Single-asset processes, in which a GP moves a single investment out of an older fund and into a continuation vehicle, have become more popular as GPs look to extend ownership over growing businesses.

The expectation is that more GPs will look for opportunities to run such processes on assets trapped in older funds, especially now that exit timelines have been extended out after markets locked down during the pandemic.

Revelstoke Capital Partners, based in Denver, closed a single-asset process on a healthcare asset last year.

Now, the firm has completed its second such deal, moving a company called Fast Pace Urgent Care out of an older fund and into a continuation vehicle for more time to manage the investment, the firm said on Tuesday.

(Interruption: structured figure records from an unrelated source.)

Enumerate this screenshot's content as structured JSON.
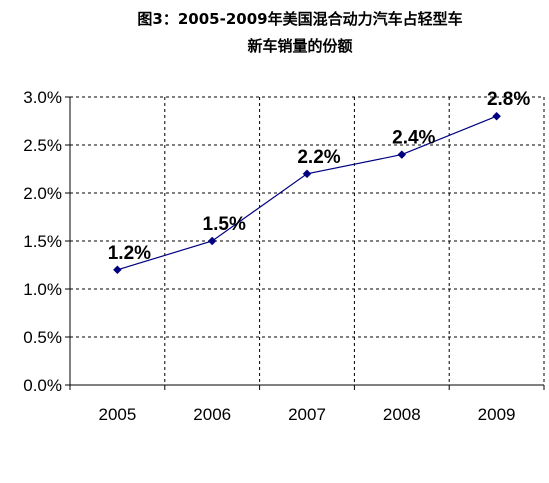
{
  "chart_data": {
    "type": "line",
    "title_lines": [
      "图3：2005-2009年美国混合动力汽车占轻型车",
      "新车销量的份额"
    ],
    "categories": [
      "2005",
      "2006",
      "2007",
      "2008",
      "2009"
    ],
    "series": [
      {
        "values": [
          1.2,
          1.5,
          2.2,
          2.4,
          2.8
        ],
        "data_labels": [
          "1.2%",
          "1.5%",
          "2.2%",
          "2.4%",
          "2.8%"
        ],
        "color": "#000080"
      }
    ],
    "y_ticks": [
      "0.0%",
      "0.5%",
      "1.0%",
      "1.5%",
      "2.0%",
      "2.5%",
      "3.0%"
    ],
    "ylim": [
      0,
      3.0
    ],
    "grid": "dashed",
    "legend": "none"
  }
}
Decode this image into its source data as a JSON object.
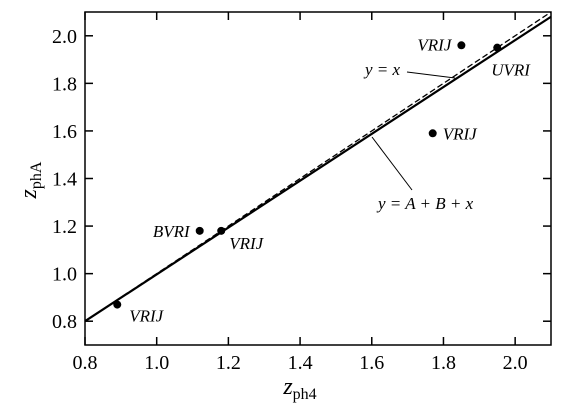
{
  "chart_data": {
    "type": "scatter",
    "xlabel": "z",
    "xlabel_sub": "ph4",
    "ylabel": "z",
    "ylabel_sub": "phA",
    "xlim": [
      0.8,
      2.1
    ],
    "ylim": [
      0.7,
      2.1
    ],
    "xticks": [
      0.8,
      {
        "value": 1,
        "label": "1.0"
      },
      1.2,
      1.4,
      1.6,
      1.8,
      {
        "value": 2,
        "label": "2.0"
      }
    ],
    "yticks": [
      0.8,
      {
        "value": 1,
        "label": "1.0"
      },
      1.2,
      1.4,
      1.6,
      1.8,
      {
        "value": 2,
        "label": "2.0"
      }
    ],
    "points": {
      "color": "#000000",
      "x": [
        0.89,
        1.12,
        1.18,
        1.77,
        1.85,
        1.95
      ],
      "values": [
        0.87,
        1.18,
        1.18,
        1.59,
        1.96,
        1.95
      ],
      "labels": [
        "VRIJ",
        "BVRI",
        "VRIJ",
        "VRIJ",
        "VRIJ",
        "UVRI"
      ]
    },
    "lines": [
      {
        "name": "y = x",
        "style": "dashed",
        "x": [
          0.8,
          2.1
        ],
        "values": [
          0.8,
          2.1
        ]
      },
      {
        "name": "y = A + B + x",
        "style": "solid",
        "x": [
          0.8,
          2.1
        ],
        "values": [
          0.8,
          2.08
        ]
      }
    ]
  }
}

Revelstoke raised $111 million as part of the single-asset process, through which the firm will retain a minority interest in the company. It is unclear which buyer or buyers led the deal as well as who advised on the process.

Revelstoke first invested in Fast Pace in 2016, which was backed by Shore Capital Partners. Fast Pace manages urgent care clinics in rural Tennessee and Kentucky.

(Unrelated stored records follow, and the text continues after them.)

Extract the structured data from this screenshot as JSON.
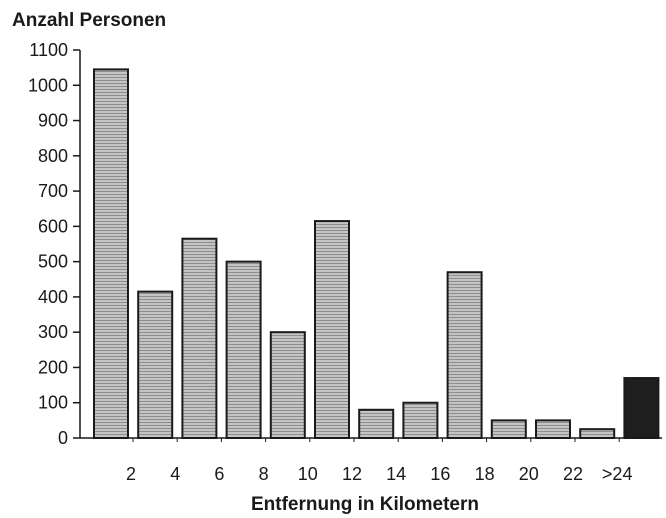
{
  "chart_data": {
    "type": "bar",
    "ylabel": "Anzahl Personen",
    "xlabel": "Entfernung in Kilometern",
    "ylim": [
      0,
      1100
    ],
    "yticks": [
      0,
      100,
      200,
      300,
      400,
      500,
      600,
      700,
      800,
      900,
      1000,
      1100
    ],
    "xtick_labels": [
      "2",
      "4",
      "6",
      "8",
      "10",
      "12",
      "14",
      "16",
      "18",
      "20",
      "22",
      ">24"
    ],
    "values": [
      1045,
      415,
      565,
      500,
      300,
      615,
      80,
      100,
      470,
      50,
      50,
      25,
      170
    ],
    "bar_colors": [
      "#b5b5b5",
      "#b5b5b5",
      "#b5b5b5",
      "#b5b5b5",
      "#b5b5b5",
      "#b5b5b5",
      "#b5b5b5",
      "#b5b5b5",
      "#b5b5b5",
      "#b5b5b5",
      "#b5b5b5",
      "#b5b5b5",
      "#1e1e1e"
    ],
    "grid": false
  }
}
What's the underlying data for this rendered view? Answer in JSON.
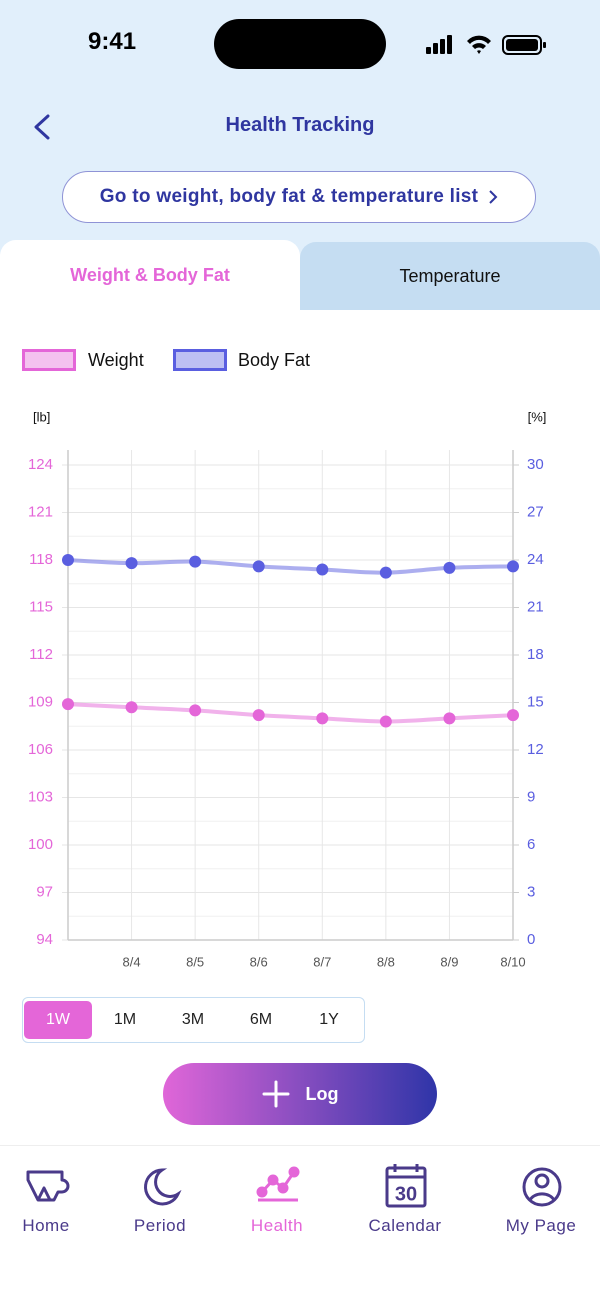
{
  "status_bar": {
    "time": "9:41"
  },
  "header": {
    "title": "Health Tracking"
  },
  "list_button": {
    "label": "Go to weight, body fat & temperature list"
  },
  "tabs": {
    "items": [
      {
        "label": "Weight & Body Fat"
      },
      {
        "label": "Temperature"
      }
    ],
    "active": 0
  },
  "chart_data": {
    "type": "line",
    "y_unit": "[lb]",
    "y2_unit": "[%]",
    "categories": [
      null,
      "8/4",
      "8/5",
      "8/6",
      "8/7",
      "8/8",
      "8/9",
      "8/10"
    ],
    "series": [
      {
        "name": "Weight",
        "color": "#e466d8",
        "values": [
          108.9,
          108.7,
          108.5,
          108.2,
          108.0,
          107.8,
          108.0,
          108.2
        ]
      },
      {
        "name": "Body Fat",
        "color": "#5a5ee0",
        "axis": "y2",
        "values": [
          24.0,
          23.8,
          23.9,
          23.6,
          23.4,
          23.2,
          23.5,
          23.6
        ]
      }
    ],
    "ylim": [
      94,
      124
    ],
    "yticks": [
      94,
      97,
      100,
      103,
      106,
      109,
      112,
      115,
      118,
      121,
      124
    ],
    "y2lim": [
      0,
      30
    ],
    "y2ticks": [
      0,
      3,
      6,
      9,
      12,
      15,
      18,
      21,
      24,
      27,
      30
    ],
    "grid": true
  },
  "range_selector": {
    "options": [
      "1W",
      "1M",
      "3M",
      "6M",
      "1Y"
    ],
    "active": 0
  },
  "log_button": {
    "label": "Log"
  },
  "nav": {
    "items": [
      {
        "label": "Home"
      },
      {
        "label": "Period"
      },
      {
        "label": "Health"
      },
      {
        "label": "Calendar",
        "icon_text": "30"
      },
      {
        "label": "My Page"
      }
    ],
    "active": 2
  }
}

Coller Capital led Revelstoke’s single-asset process for Upstream Rehabilitation, which closed after raising around $600 million. PJT Park Hill worked as the secondaries advisor on the Upstream process.

Single-asset deals accounted for 30 percent of GP-led transactions in the first half of this year, up from 20 percent in 2019, according to a first-half secondaries volume report from Evercore. GP-led deals were about 39 percent of an estimated $18 billion total deal volume in the first half, Evercore found.